Turning to the merits, the Federal Circuit affirmed the ruling of patent ineligibility under § 101. Applying the two-step Alice/Mayo test, the Federal Circuit ruled at step one that the asserted claims “are directed to the abstract idea of performing a background check.” At step two, the court ruled that the claims “merely recite well-understood, routine, conventional activities, either by requiring conventional computer activities or routine data-gathering steps.” “Indeed, the specification itself describes the invention as ‘automating the majority of the tasks of a common pre-employment background investigation,’ thereby acknowledging that such tasks were routine prior to the date of the invention.”
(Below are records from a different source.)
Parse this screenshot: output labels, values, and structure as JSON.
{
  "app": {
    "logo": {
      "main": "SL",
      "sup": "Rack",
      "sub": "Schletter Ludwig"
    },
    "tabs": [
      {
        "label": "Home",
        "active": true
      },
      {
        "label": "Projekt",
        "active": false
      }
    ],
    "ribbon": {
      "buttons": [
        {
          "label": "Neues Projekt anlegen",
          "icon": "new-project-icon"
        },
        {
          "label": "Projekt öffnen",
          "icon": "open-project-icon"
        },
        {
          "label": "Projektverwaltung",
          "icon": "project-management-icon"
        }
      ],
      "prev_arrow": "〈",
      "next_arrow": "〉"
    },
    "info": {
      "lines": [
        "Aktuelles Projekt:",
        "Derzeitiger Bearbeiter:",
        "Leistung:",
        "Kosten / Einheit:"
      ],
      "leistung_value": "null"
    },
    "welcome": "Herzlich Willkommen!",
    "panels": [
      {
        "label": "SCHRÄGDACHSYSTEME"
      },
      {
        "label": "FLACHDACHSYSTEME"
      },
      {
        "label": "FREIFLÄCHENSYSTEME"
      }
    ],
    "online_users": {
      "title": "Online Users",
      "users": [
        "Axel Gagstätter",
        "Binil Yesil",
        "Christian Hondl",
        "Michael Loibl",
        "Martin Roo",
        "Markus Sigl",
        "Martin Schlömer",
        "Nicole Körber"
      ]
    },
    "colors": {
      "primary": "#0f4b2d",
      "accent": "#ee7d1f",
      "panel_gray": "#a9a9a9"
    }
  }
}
As for City’s cross-appeal, the Federal Circuit ruled that the district court did not err in limiting its § 101 decision to claims 1, 5, and 15. The district court lacked jurisdiction over other claims because, “in patent cases, the existence of a case or controversy must be evaluated on a claim-by-claim basis.” Here, Miller Mendel had narrowed the asserted claims to just claims 1, 5, and 15.
Lastly, the Federal Circuit ruled that the district court did not abuse its discretion in denying City’s motion for attorneys’ fees under § 285. For example, “under the specific facts of this case, the district court acted within its discretion in finding that ‘Miller Mendel was entitled to believe that the [asserted patent] was valid after it was examined and allowed by the USPTO’ and thereafter exercise its patent rights.”
Koss Corp. v. Bose Corp., Nos. 2022-2090, 2023-1173, -1179, -1180, -1191 (Fed. Cir. (PTAB) July 19, 2024). Opinion by Hughes, joined by Stoll and Cunningham.
Koss filed separate patent infringement suits against Bose and Plantronics, asserting infringement of certain patents. After a variety of dismissals and transfers, the Bose case landed in Massachusetts while the Plantronics case landed in California.
Bose filed IPR petitions as to the three patents asserted against it, and the Massachusetts court stayed the Bose case pending resolution of those IPRs. Meanwhile, in the Plantronics case, the California court dismissed Koss’s First Amended Complaint on the ground that all asserted claims were invalid under 35 U.S.C. §101 for claiming patent-ineligible subject matter. Koss then filed a Second Amended Complaint, and Plantronics filed another motion to dismiss under § 101. Rather than wait for resolution of the motion, Koss stipulated to dismiss the Plantronics case with prejudice.
In the IPRs, the Patent Trial and Appeal Board rendered its Final Written Decisions, and the parties then appealed and cross-appealed the Board’s decisions. While these appeals were pending, the California court issued its decision invalidating the Koss patent claims, prompting Bose to move to dismiss the appeals as moot because the California court’s decision had invalidated the claims.
The Federal Circuit agreed with Bose and dismissed the appeals as moot. The court framed the question as “whether the Plantronics district court’s invalidation of all claims of the [three] patents is final, as Bose contends, or was superseded by Koss’s Second Amended Complaint, as Koss contends.” Koss argued that the district court’s ineligibility ruling became a nullity on the filing of the Second Amended Complaint, but the Federal Circuit disagreed. “The district court’s invalidity order, which was interlocutory when issued, merged with the final judgment dismissing the case with prejudice.” And “Koss neither appealed the invalidation nor had it vacated.” Thus, the patent claims remained invalid, warranting dismissal of the appeals as moot.